James' feedback on the evening...

"The scores were tied on the night with just the handicap deciding the outcome.  Some very good questions and some inspired and educated guesses from both teams. A very close game all the way through.  Shame the last question - which was a crucial conundrum - wasn't more gettable.  Ethel won the unanswereds 4-1 including the last question!

We have had three very close games with Albert this season.  All of them went to the last question, and provided in turn a nailbiting win, a frustrating defeat and a deflating tie."

The Charabancs of Fire slowly ground the Electric Pigs down in a lengthy contest at the Turnpike with most questions demanding a lot of solo and then joint ponder-time.  The whole affair was overseen by question paper author, Dave, and myself (as QM).  As ever with Dave's papers the content was wondrous to behold with plenty of 'along the way' clues to seemingly intractable problems - but it did take a long time.    The early advantage of the single point handicap to the Pigs soon disappeared and from then on the Charas' lead slowly mounted.

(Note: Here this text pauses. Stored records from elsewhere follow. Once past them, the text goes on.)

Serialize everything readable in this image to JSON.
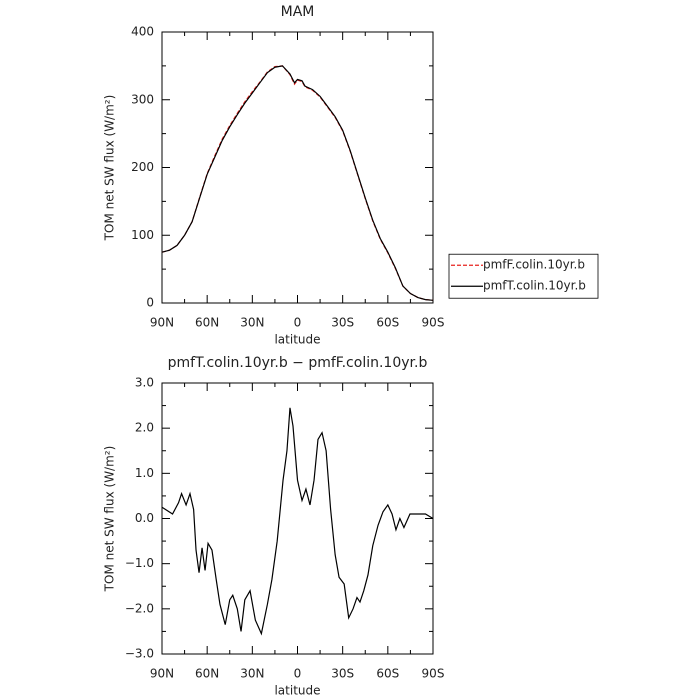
{
  "chart_data": [
    {
      "type": "line",
      "title": "MAM",
      "xlabel": "latitude",
      "ylabel": "TOM net SW flux (W/m²)",
      "xlim": [
        90,
        -90
      ],
      "xticks": [
        {
          "value": 90,
          "label": "90N"
        },
        {
          "value": 60,
          "label": "60N"
        },
        {
          "value": 30,
          "label": "30N"
        },
        {
          "value": 0,
          "label": "0"
        },
        {
          "value": -30,
          "label": "30S"
        },
        {
          "value": -60,
          "label": "60S"
        },
        {
          "value": -90,
          "label": "90S"
        }
      ],
      "ylim": [
        0,
        400
      ],
      "yticks": [
        0,
        100,
        200,
        300,
        400
      ],
      "legend": "right",
      "x": [
        90,
        85,
        80,
        75,
        70,
        65,
        60,
        55,
        50,
        45,
        40,
        35,
        30,
        25,
        20,
        15,
        10,
        5,
        2,
        0,
        -3,
        -5,
        -10,
        -15,
        -20,
        -25,
        -30,
        -35,
        -40,
        -45,
        -50,
        -55,
        -60,
        -65,
        -70,
        -75,
        -80,
        -85,
        -90
      ],
      "series": [
        {
          "name": "pmfF.colin.10yr.b",
          "color": "#e8231f",
          "line_style": "dashed",
          "values": [
            75,
            78,
            85,
            100,
            120,
            156,
            191,
            217,
            242,
            262,
            280,
            297,
            312,
            326,
            341,
            349,
            350,
            337,
            323,
            329,
            327,
            319,
            314,
            304,
            289,
            274,
            254,
            224,
            189,
            154,
            121,
            94,
            74,
            51,
            25,
            14,
            8,
            5,
            4
          ]
        },
        {
          "name": "pmfT.colin.10yr.b",
          "color": "#000000",
          "line_style": "solid",
          "values": [
            75,
            78,
            85,
            100,
            120,
            155,
            190,
            215,
            240,
            260,
            278,
            295,
            310,
            325,
            340,
            348,
            350,
            338,
            325,
            330,
            328,
            320,
            315,
            305,
            290,
            275,
            255,
            225,
            190,
            155,
            122,
            95,
            75,
            52,
            25,
            14,
            8,
            5,
            4
          ]
        }
      ]
    },
    {
      "type": "line",
      "title": "pmfT.colin.10yr.b − pmfF.colin.10yr.b",
      "xlabel": "latitude",
      "ylabel": "TOM net SW flux (W/m²)",
      "xlim": [
        90,
        -90
      ],
      "xticks": [
        {
          "value": 90,
          "label": "90N"
        },
        {
          "value": 60,
          "label": "60N"
        },
        {
          "value": 30,
          "label": "30N"
        },
        {
          "value": 0,
          "label": "0"
        },
        {
          "value": -30,
          "label": "30S"
        },
        {
          "value": -60,
          "label": "60S"
        },
        {
          "value": -90,
          "label": "90S"
        }
      ],
      "ylim": [
        -3,
        3
      ],
      "yticks": [
        {
          "value": -3,
          "label": "−3.0"
        },
        {
          "value": -2,
          "label": "−2.0"
        },
        {
          "value": -1,
          "label": "−1.0"
        },
        {
          "value": 0,
          "label": "0.0"
        },
        {
          "value": 1,
          "label": "1.0"
        },
        {
          "value": 2,
          "label": "2.0"
        },
        {
          "value": 3,
          "label": "3.0"
        }
      ],
      "x": [
        90,
        83,
        79,
        77,
        74,
        71.4,
        69,
        67.4,
        65.4,
        63.4,
        61.4,
        59.4,
        56.8,
        54,
        51.5,
        48,
        45,
        43,
        40,
        37.5,
        35,
        31.5,
        28,
        24,
        20,
        17,
        13.5,
        9.6,
        7,
        5,
        3,
        0,
        -3,
        -5.6,
        -8.3,
        -11,
        -13.6,
        -16.3,
        -19,
        -22,
        -25,
        -27.6,
        -31,
        -34,
        -36.9,
        -39.5,
        -41.5,
        -44,
        -46.8,
        -50,
        -53.5,
        -56.8,
        -60,
        -62.8,
        -65.4,
        -68,
        -70.7,
        -74.7,
        -80,
        -85,
        -90
      ],
      "series": [
        {
          "color": "#000000",
          "values": [
            0.25,
            0.1,
            0.35,
            0.55,
            0.3,
            0.55,
            0.2,
            -0.7,
            -1.2,
            -0.65,
            -1.15,
            -0.55,
            -0.7,
            -1.35,
            -1.9,
            -2.35,
            -1.8,
            -1.7,
            -2.0,
            -2.5,
            -1.8,
            -1.6,
            -2.25,
            -2.55,
            -1.9,
            -1.35,
            -0.5,
            0.85,
            1.5,
            2.45,
            2.05,
            0.85,
            0.4,
            0.65,
            0.3,
            0.85,
            1.75,
            1.9,
            1.5,
            0.2,
            -0.8,
            -1.3,
            -1.45,
            -2.2,
            -2.0,
            -1.75,
            -1.85,
            -1.6,
            -1.25,
            -0.6,
            -0.15,
            0.15,
            0.3,
            0.1,
            -0.25,
            0.0,
            -0.2,
            0.1,
            0.1,
            0.1,
            0.0
          ]
        }
      ]
    }
  ]
}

The History Men beat Compulsory Meat Raffle in a nailbitingly close encounter at the Red.  Ivor tells the tale:

"The handicap system worked well tonight as we only finally caught up with CMR half way through the last round and sneaked through by a point.  Aficionados of stats will be interested to know (well probably not) that there were no less than 19 'steals' tonight (12 to us, 7 to CMR) which probably means we would have preferred each other’s questions!  So we move on to face the mighty Opsimaths (with a 7 point start) and run the risk of having to set the following week, whilst CMR head straight to the Plate semis with a chance of retaining the trophy they won last year (Rachael tells us it has been brightly polished already)."

Quiz Paper Verdict

This week the paper was compiled by The Men They Couldn't Hang.

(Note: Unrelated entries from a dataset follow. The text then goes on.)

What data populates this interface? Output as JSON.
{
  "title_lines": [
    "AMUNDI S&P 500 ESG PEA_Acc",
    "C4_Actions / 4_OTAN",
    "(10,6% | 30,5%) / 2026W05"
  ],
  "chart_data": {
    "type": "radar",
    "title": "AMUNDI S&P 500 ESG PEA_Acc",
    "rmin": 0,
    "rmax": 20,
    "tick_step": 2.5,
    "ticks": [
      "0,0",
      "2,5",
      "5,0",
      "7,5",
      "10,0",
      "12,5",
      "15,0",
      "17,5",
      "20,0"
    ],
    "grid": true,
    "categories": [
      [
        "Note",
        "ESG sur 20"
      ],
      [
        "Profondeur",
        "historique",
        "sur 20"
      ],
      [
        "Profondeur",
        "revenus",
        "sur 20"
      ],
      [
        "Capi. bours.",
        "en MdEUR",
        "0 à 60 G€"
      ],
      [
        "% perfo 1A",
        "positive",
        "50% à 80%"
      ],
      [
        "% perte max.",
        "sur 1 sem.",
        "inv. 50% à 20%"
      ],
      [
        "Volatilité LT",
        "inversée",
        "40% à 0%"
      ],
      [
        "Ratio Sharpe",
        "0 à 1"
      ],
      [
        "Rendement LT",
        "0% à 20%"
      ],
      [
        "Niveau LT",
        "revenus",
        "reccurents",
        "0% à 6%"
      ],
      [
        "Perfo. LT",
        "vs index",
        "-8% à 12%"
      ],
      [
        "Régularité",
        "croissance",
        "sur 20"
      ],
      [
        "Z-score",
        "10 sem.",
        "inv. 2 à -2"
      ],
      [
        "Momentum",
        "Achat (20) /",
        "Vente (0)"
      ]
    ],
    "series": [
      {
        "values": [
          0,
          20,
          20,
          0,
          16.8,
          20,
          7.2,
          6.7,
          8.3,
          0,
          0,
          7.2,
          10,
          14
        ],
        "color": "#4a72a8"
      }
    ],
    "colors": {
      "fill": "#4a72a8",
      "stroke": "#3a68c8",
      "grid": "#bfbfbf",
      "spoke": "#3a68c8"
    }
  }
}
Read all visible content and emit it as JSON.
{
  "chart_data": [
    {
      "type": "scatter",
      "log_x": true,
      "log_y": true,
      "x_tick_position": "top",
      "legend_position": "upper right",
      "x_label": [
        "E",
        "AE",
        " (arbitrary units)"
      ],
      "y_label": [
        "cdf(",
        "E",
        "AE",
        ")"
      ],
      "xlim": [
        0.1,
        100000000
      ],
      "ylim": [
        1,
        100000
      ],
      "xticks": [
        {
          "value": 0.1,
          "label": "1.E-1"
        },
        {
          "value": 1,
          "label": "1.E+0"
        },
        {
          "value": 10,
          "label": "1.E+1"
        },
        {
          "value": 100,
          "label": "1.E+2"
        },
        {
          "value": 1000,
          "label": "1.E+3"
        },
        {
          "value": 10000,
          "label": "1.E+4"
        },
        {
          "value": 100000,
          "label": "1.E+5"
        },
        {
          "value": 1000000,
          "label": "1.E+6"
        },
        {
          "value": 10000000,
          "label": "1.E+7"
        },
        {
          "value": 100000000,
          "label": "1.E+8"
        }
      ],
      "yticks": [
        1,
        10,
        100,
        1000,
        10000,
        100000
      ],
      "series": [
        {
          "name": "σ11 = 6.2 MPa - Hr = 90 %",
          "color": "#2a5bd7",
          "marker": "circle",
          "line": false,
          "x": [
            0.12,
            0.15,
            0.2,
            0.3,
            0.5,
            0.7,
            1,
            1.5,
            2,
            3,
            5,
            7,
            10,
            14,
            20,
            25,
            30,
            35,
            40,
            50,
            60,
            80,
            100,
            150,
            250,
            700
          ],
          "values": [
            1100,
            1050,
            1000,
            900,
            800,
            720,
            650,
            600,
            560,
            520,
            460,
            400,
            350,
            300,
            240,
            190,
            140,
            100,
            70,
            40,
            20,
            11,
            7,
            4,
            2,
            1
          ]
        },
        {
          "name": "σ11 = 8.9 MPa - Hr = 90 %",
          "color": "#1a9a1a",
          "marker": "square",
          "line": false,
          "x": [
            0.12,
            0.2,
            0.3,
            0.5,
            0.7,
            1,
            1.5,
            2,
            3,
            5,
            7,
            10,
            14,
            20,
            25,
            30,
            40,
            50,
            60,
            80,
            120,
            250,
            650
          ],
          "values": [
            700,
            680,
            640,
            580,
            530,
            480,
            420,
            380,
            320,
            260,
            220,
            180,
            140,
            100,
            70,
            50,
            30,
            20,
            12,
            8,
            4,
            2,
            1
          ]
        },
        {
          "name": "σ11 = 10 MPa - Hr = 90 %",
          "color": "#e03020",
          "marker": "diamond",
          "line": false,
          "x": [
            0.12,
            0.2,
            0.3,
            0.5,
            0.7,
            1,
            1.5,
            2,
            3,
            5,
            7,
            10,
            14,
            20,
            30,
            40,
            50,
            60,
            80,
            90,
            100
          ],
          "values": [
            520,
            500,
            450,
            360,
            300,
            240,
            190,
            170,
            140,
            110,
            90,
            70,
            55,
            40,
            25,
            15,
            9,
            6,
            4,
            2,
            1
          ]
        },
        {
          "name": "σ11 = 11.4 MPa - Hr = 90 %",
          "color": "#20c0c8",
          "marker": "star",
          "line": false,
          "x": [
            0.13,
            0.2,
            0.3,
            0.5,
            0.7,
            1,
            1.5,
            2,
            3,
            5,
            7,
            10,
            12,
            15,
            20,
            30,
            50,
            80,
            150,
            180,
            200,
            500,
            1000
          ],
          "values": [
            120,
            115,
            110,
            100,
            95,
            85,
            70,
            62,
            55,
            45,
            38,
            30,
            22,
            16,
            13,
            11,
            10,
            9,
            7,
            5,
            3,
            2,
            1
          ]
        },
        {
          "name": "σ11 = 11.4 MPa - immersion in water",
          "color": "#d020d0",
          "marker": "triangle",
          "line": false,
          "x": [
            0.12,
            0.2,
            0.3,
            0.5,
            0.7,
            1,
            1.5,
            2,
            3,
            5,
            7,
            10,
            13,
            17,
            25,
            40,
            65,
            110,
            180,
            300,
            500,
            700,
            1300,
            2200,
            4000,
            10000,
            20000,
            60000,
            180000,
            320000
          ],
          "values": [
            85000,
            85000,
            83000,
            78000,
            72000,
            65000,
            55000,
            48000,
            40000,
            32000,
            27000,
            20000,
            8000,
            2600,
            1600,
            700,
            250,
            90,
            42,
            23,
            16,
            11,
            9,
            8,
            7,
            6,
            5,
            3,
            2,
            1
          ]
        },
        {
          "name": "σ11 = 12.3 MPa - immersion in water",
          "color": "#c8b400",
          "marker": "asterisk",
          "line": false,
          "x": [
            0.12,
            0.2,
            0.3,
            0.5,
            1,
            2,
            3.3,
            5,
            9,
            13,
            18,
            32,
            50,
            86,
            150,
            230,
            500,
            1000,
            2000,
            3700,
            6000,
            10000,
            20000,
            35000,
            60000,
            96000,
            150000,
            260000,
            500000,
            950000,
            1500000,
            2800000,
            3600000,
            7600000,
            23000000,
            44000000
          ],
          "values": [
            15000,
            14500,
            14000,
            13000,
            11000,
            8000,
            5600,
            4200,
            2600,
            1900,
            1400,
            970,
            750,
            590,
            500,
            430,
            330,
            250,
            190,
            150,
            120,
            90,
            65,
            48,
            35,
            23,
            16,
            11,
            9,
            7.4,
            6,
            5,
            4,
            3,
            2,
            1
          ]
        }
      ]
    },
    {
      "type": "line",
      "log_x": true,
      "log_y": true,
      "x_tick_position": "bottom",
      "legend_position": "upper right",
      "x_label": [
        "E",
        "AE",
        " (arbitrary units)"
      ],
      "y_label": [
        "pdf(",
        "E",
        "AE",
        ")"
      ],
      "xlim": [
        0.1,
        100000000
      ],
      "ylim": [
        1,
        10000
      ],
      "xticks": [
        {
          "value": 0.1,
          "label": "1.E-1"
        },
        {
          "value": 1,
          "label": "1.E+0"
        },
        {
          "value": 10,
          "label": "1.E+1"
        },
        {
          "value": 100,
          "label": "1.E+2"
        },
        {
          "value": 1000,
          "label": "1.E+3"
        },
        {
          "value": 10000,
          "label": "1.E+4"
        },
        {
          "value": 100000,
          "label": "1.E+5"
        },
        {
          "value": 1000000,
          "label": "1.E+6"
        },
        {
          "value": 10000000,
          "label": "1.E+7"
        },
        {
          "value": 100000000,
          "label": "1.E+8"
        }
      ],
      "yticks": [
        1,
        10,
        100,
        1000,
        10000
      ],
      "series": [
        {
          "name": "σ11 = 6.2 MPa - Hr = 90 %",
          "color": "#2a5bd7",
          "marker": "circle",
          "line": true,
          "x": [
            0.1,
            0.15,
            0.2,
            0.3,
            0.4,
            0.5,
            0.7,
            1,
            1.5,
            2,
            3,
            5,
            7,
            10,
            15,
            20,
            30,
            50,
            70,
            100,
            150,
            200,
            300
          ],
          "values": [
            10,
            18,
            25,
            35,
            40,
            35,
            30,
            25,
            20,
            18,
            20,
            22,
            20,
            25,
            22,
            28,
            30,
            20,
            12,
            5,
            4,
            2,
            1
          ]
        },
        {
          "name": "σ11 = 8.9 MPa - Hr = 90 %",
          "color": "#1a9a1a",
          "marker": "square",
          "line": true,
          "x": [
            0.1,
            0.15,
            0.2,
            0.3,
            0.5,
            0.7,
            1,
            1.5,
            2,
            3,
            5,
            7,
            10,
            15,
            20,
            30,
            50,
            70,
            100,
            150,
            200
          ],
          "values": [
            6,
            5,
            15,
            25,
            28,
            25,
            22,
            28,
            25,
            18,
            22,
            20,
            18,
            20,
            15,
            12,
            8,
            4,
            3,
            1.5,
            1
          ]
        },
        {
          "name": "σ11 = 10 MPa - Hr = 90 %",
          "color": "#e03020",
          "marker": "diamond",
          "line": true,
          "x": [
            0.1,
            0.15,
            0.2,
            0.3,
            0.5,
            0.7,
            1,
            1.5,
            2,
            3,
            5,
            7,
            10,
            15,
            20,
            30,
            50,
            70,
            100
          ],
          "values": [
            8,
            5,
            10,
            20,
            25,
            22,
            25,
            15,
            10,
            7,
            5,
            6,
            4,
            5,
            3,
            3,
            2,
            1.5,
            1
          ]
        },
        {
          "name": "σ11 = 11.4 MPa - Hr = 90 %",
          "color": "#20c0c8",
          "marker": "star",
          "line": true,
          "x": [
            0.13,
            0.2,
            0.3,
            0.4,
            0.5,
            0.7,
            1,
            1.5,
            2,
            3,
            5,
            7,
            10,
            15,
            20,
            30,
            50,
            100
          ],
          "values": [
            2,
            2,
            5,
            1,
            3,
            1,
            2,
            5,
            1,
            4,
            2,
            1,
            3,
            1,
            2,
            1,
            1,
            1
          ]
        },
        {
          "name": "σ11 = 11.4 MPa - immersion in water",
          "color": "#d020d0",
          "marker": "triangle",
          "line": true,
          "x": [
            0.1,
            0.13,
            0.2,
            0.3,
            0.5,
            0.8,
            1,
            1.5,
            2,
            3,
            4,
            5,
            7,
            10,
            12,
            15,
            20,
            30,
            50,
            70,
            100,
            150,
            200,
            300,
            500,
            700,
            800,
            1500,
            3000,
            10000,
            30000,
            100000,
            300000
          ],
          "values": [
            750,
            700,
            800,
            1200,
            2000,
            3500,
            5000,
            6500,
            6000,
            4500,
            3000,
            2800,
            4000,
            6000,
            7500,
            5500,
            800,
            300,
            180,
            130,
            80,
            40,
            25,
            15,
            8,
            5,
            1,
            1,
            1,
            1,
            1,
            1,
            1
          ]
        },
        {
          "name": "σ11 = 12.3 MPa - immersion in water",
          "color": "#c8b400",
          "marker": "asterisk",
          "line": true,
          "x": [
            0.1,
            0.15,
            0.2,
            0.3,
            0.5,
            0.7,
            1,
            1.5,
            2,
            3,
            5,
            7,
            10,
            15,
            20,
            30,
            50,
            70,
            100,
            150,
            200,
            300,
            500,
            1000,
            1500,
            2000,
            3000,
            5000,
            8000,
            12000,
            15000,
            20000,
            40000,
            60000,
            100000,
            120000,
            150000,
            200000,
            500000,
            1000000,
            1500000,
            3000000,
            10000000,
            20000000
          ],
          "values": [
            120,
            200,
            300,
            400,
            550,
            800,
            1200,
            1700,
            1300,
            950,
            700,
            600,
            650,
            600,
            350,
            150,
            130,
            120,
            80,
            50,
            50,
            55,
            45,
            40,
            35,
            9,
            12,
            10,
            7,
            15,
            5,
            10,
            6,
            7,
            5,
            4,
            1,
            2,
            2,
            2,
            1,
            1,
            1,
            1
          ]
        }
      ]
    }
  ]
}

I just love being QM when it's one of Dave's papers.  The desire to stop and chat about pretty well every question is very strong.  Thirteenth most populous country?  Well who'd have thought that?  How on earth do they work out that that square is the second most visited square on the Monopoly Board?  How can an Asteroid make you smell a location?  Da-da-dada-da-dadada, da-da-dada-da-dadada!!  Opening line of a Shakespeare play in the Sun?  Surely not?  Mallard, Beano, the North face of the Eiger and Bill Shankly in common?  Must be that they're all shining examples of Dave's ladhood obsessions?

For a more measured view listen to Ivor:

"As always a very good set of questions from TMTCH and most with an alternative route in to an answer if we thought long enough - and because we did think long enough it led to a late-ish finish (are the Pigs still playing???).   The 'daisy chain/worms' method certainly sounds a good way to devise questions whilst in conference.  We must try that ourselves now that the HM question bank is depleted.  But as usual the themes largely defeated us.  We thought we had cracked a beer theme with Robinson and an inspired Marston Moor but we should have realised that is far too clichéd for Dave B to have truck with.  The questions if anything got better as the quiz progressed.  Who would have thought a Dickens question could be interesting?  And by common consent the very last question of the quiz proper is possibly the most subtly fashioned and 'gee whizz I should have known that' question of the season.

...and finally a word of caution from James:

"Note to setters:  The final question in potentially close matches has to offer a scoring opportunity for the teams rather than simply reflect a clever bit of wording."

The Question of the Week

This week Albert understandably vote for Round 8 Question 8 which their opponents failed to answer and so won the match for them:

Which honorary Member of the British Empire’s record breaking day of the 28th of September 1996 started on Wall St and ended with spectacular leap off Fujiyama Crest shortly after 17.35?